Intervention de Odette Terrade

Réunion du 15 novembre 2009 à 15h30
Financement de la sécurité sociale pour 2010 — Article 38

Photo de Odette TerradeOdette Terrade :

Nous souhaitons, au sein du groupe CRC-SPG, la suppression de l’article 38 du projet de loi de financement de la sécurité sociale pour 2010, car nous pensons qu’il constitue une mesure inacceptable, qui aura pour effet de réduire les pensions des femmes.

Se fondant sur le principe d’égalité entre les hommes et les femmes, la Cour de cassation, dans un arrêt de février 2009, a reconnu qu’un homme ayant élevé six enfants devait pouvoir prétendre aux mêmes avantages en matière de retraite qu’une femme.

Sous prétexte de tirer les conséquences de cette décision, le Gouvernement a entrepris de modifier les conditions d’attribution de la MDA en scindant en deux les années de majoration, quatre trimestres étant accordés de droit aux femmes au titre de la grossesse et quatre autres trimestres à l’un des deux parents, au choix du couple, au titre de l’éducation de l’enfant.

Nous pensons que cette solution serait une grave remise en question du droit des femmes, au surplus difficilement applicable, comme l’a dit mon collègue.

La majoration des durées d’assurance est un instrument social permettant de lutter contre les inégalités de traitement que subissent les femmes en ce qui concerne leur embauche, leur rémunération et l’ensemble de leur carrière.

L’objectif de cette majoration est de compenser ces inégalités réelles qui demeurent encore très fortes aujourd’hui, comme l’a encore souligné l’Observatoire des inégalités en janvier 2009.

Nous dénonçons donc cette disposition, qui traduit en réalité la volonté du Gouvernement d’utiliser une décision de justice pour justifier une réforme à coût constant, alors que d’autres pistes seraient possibles. En moyenne, je le rappelle, la MDA représente 19 % de la retraite des femmes.

Nous n’avons rien contre l’adoption d’une autre disposition qui permettrait aux pères de bénéficier également d’une majoration de durée d’assurance, dès lors que ceux-ci auraient été également victimes de plusieurs discriminations dans leur travail du fait de leur paternité.

Cependant, cette mesure ne doit pas se faire au détriment du droit des femmes, comme c’est le cas avec l’article 38.

La jurisprudence de la Cour de Strasbourg vient même appuyer notre position.
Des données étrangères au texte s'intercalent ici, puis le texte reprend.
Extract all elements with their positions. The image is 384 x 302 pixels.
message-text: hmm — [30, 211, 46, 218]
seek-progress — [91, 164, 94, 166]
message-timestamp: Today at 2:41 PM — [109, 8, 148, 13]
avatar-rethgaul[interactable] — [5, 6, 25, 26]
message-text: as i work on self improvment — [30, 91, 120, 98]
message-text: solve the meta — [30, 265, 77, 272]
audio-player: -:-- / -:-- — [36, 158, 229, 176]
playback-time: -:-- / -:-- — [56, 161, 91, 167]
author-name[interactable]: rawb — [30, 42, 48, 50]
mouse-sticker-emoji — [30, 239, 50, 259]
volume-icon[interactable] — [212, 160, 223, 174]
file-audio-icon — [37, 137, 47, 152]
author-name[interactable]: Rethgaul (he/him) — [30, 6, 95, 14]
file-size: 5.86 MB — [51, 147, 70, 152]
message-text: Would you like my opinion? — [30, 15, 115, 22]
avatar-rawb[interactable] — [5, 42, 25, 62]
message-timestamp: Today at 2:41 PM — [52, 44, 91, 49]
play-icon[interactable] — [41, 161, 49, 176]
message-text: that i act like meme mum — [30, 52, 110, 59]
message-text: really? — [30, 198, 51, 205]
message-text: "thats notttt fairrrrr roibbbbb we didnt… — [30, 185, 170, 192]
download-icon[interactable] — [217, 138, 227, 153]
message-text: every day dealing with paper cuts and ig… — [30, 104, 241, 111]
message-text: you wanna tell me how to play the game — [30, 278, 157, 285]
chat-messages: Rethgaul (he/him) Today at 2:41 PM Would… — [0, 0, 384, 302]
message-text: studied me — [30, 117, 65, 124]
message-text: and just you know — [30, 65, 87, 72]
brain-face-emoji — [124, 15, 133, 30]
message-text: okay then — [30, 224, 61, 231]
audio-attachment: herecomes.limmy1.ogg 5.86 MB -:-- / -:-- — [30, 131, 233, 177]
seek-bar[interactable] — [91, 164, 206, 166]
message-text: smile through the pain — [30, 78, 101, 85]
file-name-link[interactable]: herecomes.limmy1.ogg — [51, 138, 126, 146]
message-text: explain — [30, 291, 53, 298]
Un arrêt du 12 avril 2006 concernant la différence d’âge de départ à la retraite entre les hommes et les femmes prévue par le régime vieillesse britannique, précise, en effet, que rien n’interdit à un État membre « de traiter des groupes de manière différenciée pour corriger des inégalités factuelles entre eux » et que « les autorités nationales se trouvent en principe mieux placées que le juge international pour déterminer ce qui est d’utilité publique en matière économique ou en matière sociale ».

Nous dénonçons donc la volonté du Gouvernement d’instrumentaliser une décision de justice pour justifier une réforme à coût constant.

On entend rogner sur le droit des femmes pour créer un droit au bénéfice des hommes. Pour notre part, nous refusons cette logique, raison pour laquelle nous proposons cet amendement visant à supprimer l’article 38.